Augusto King, head of Asian debt capital markets at MUFG, told FinanceAsia, “When it came to TLAC, our CFO’s office did a huge amount of work with investors explaining Japan’s rules and how the issuance would affect the bank’s capital ratios. MUFG’s also aims to diversify its investor base and avoid cannibalisation by placing non-Yen debt with non-Yen investors."

The Chinese banks, on the other hand, are now grappling with a weighty issuance pipeline and limited investor education. It could well equal wider pricing and pressure across their entire credit curve.

HSBC’s McNelis believes local currency bond issuance will allow the supply to come in a more orderly manner. “We’ve seen European banks in particular access local currency markets to meet TLAC and we’d expect the Chinese banks to do the same alongside their local RMB and G3 markets,” he said.

Another solution would be to allow Chinese banks to issue capital in local currencies through their branch networks. In certain jurisdictions like Australia, this would also give them a tax advantage.

This would again differ from Japan where debt is issued from the holding company level (like the UK and Swiss model) making it structurally subordinate to operating company debt (French model).

King says that MUFG normally leaves its dollar-denominated TLAC debt offshore, whereas bankers believe that the Chinese banks will repatriate theirs, potentially boosting the big four’s foreign currency reserves. 

So what does this mean for where the debt might trade? Historically, Chinese bank capital paper has traded at tight levels relative to European comparables, partly because of a strong home market bid and partly because of high private banking interest.

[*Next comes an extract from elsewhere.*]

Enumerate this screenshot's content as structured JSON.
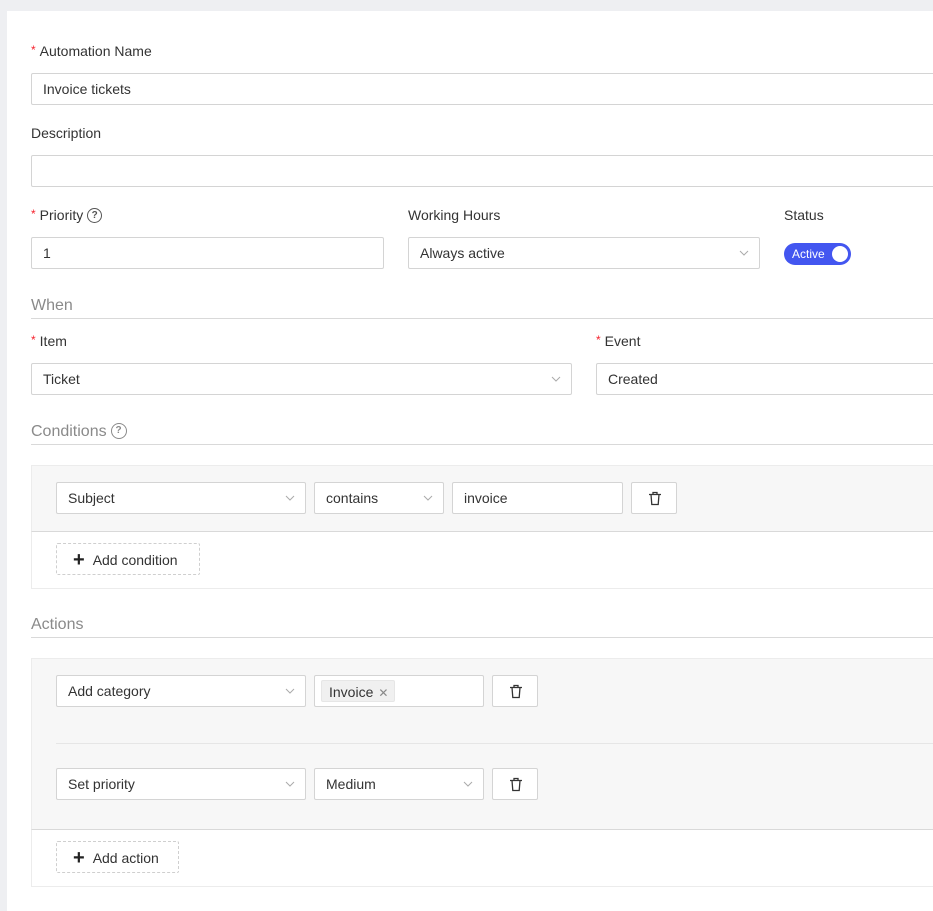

However, China’s economic slowdown and the government’s de-leveraging campaign reversed this trend during 2018, prompting renewed interest from international investors who saw value open back up.

The question is whether it will last once the issuance flood begins in earnest.

In Europe, greater issuance has resulted in a wider differential between banks’ senior unsecured paper and their senior non-preferred. Late last year, this prompted HSBC to turn from underweight to overweight on the latter.

It believes that, “the spread on these securities should be at least halfway if not closer to Tier 2 than non-TLAC senior unsecured.”

That is certainly the case right now.

For example, BNP Paribas has a 2.375% February 2025 lower tier 2 euro-denominated deal yielding 1.835%. That represents 77bp over a one-year shorter 1.125% October 2023 senior non-preferred issue, which is yielding 1.064%.

The French bank also has senior secured paper with a January 2023 maturity yielding 0.324%.

JP Morgan concludes that Chinese TLAC “looks attractive at multiples two times preferred senior.”

At the 2021 part of the maturity spectrum, ICBC’s dollar-denominated curve spans 3.515% for senior unsecured debt (issued via ICBC Sydney) to 5.139% for a perpetual deal callable in 2021 (issued by ICBC Asia).